I don’t have a problem with the school not bothering with special stoles. I’d have more of a problem if the school wasn’t allowed to recognize high-achieving students at all, but there’s no evidence that’s happening.

And which group would it be illegally discriminatory against?Discrimination isn’t illegal - if it were, every job would have to be filled by lottery as you couldn’t discriminate among the applicants based on education, experience or even who applied first. Discrimination based on certain characteristics is what’s illegal - and membership in an honor society isn’t one of those characteristics.

Texas? How many of them were packing heat?

It wasn’t in Texas, but back in sixth grade I won an award for academics. The prize was a brand new baseball.*

*The principal was also the head coach, and his ulterior motive probably was to promote athletic achievement so that we could finally beat St. John’s Lutheran.

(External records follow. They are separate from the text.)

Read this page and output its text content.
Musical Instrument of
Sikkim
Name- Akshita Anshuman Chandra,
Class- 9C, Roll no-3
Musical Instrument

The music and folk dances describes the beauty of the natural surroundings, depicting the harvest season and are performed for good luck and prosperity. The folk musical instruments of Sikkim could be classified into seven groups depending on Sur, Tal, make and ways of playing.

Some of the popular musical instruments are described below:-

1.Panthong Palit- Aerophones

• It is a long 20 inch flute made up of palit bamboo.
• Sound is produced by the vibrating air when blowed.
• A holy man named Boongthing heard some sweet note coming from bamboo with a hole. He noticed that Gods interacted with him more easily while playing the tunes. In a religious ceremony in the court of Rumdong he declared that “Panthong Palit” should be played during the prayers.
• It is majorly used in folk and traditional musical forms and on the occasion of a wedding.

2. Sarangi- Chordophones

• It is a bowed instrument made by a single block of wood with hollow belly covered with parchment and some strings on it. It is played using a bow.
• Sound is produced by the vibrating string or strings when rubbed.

**Not to be critical of BobLibDem’s post as ignorant hyperbole, but Texas schools routinely honor students who perform well academically. For instance, there’s the All-State Academic Team:

"The TASSP Academic Excellence Recognition Program was established to honor and recognize high school seniors who have demonstrated excellence in areas of academic achievement, test scores and writing skills. The program will recognize twenty graduating Texas seniors with an unrestricted scholarship of $500. In addition, these twenty winners will be introduced at the general session of the TASSP Summer Workshop held in Austin in June and also honored there with a luncheon featuring the students, parents and their principals. Thirty finalists will be recognized locally with plaques donated by Jostens.
Who is Eligible?
Each Texas high school whose principal is a member of TASSP may nominate ONE graduating senior for this recognition.
What is the Selection Process?
• Each nominee will receive a score based on their G.P.A., SAT or ACT score. This score accounts for 75% of the nominee’s total score.
• The essays portion of the application is scored by the Academic Excellence Committee and will account for the remaining 25% of the total score.
• Scoring of the essays is done without knowledge of authorship.
• The top twenty will be selected as the All-State Academic Team. The next thirty will be selected as Finalists.

Kinda proves BLD’s point, doesn’t it? :smiley:

Somewhat facetious
As soon as Texas high schools start building $60 million libraries, computer facilities, science wings, etc, I’ll accept that football doesn’t come first.